Friday 4 April 2008

Claro Intelecto



Clubland April

Spring slowly brings a thaw to the chilling vise of winter that held London gripped between its icy jaws. Early mornings are met now with shimmering dew and blinding shards of golden sunlight, the foggy breath of harried commuters heaving a ragged seasonal farewell, scarves giving way to flashes of bare milky necks.

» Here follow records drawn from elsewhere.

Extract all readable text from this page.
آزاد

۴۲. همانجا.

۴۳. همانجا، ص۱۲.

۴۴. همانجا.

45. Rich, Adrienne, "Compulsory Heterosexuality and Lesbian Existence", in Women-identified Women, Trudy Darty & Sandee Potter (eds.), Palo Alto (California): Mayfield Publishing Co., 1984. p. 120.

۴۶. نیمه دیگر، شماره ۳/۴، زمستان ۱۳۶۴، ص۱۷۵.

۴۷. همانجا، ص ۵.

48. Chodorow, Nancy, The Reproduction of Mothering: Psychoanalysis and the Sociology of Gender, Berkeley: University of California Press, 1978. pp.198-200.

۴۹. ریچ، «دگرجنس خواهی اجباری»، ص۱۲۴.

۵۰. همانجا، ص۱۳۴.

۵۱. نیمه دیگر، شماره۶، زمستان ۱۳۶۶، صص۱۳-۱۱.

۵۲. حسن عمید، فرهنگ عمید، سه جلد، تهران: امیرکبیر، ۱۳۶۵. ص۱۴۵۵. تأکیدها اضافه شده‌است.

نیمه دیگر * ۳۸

The last days of winter, like so much time before dawn can seem to be the darkest though. The days may be getting warmer and the mercury seldom dips below four degrees but spring seems to be dragging its heels, susceptible to an overnight flurry of snowfall or the odd blisteringly cruel wind.
It has been in these dying days of winter here that I have found solace in a startlingly evocative album, one that is – despite the name of the composer, as English as Yorkshire pudding or shoddy customer service.
Claro Intelecto is not an Italian electronic genius, though you’d be forgiven for thinking otherwise. He is in fact an alter ego of 35 year old Mancunian Mark Stewart, who alongside Andy Stott (check out their joint Resident Advisor podcast from a couple of months back for more on their sound) has breathed some much needed fresh air into the lungs of English techno over the past few years. Stott’s stripped back and dubby approach to techno has seen him notch up a collectable discography of singles and the impressive 2006 album Merciless, all on the Modern Love imprint from Manchester, while Stewart under the Claro Intelecto banner has been commanding attention since his brilliant 2003 debut Peace of Mind EP on Ai Records. His Warehouse Sessions releases have been torch songs to the long lost days of big room raves and with his newest long player, Metanarrative he has crafted a truly beautiful album of deep techno (and that’s not something you can say very often).
With much of techno these days focusing on the intricate trickeries of programming and layering of sounds, Metanarrative will at first get your attention by the amount of space there is around the music. It’s an album in which every track gets to breathe and move, not then a dance floor aimed claustrophobic shuffle of Ritalin minimalism. No, this is an album that begins with a whisper and ends with a sigh, packing a weighty discourse on electronic emotions in between those two points. Stewart/Intelecto apparently started off with over one hundred possible tracks for this album and after culling off the weak, was left with eight sublime moments of techno to sink yourself in to. Filled with translucent pads, ethereal strings, and kicks that bottom out into sonic smudges, the tracks amble along at an unhurried rate, offset by simple melodies, hopeful meanderings that make light of the worryingly deep bass lines. At more than point listening to Metanarrative you’ll find yourself wondering where you’ve heard those keys before, and time and again early Nurture releases spring to mind, particularly Imitate Your Environment by Peak:Shift. I’m also reminded of Theo Parrish on some tracks and the earlier house of Larry Heard; so simply yet utterly hypnotic is the groove created.
Gone to the Dogs goes darker than any of the other tracks and sits somewhere between a demonic Moritz von Oswald opus and a Surgeon track on tranquilizers. Stripped of any sense of beauty, it’s a raw, dirty, one track minded techno dub track, and still just as effective as the more obvious tracks before and after it.
Metanarrative exhales with Beautiful Death, a mournful farewell to what is a lonely, yet wonderfully fulfilling album.
Also have a look out for Claro Intelecto’s Rise twelve inch, released as a white label and limited to 500 copies, it’s somewhere in between the drum heavy Warehouse Sessions and the stark strokes of Metanarrative.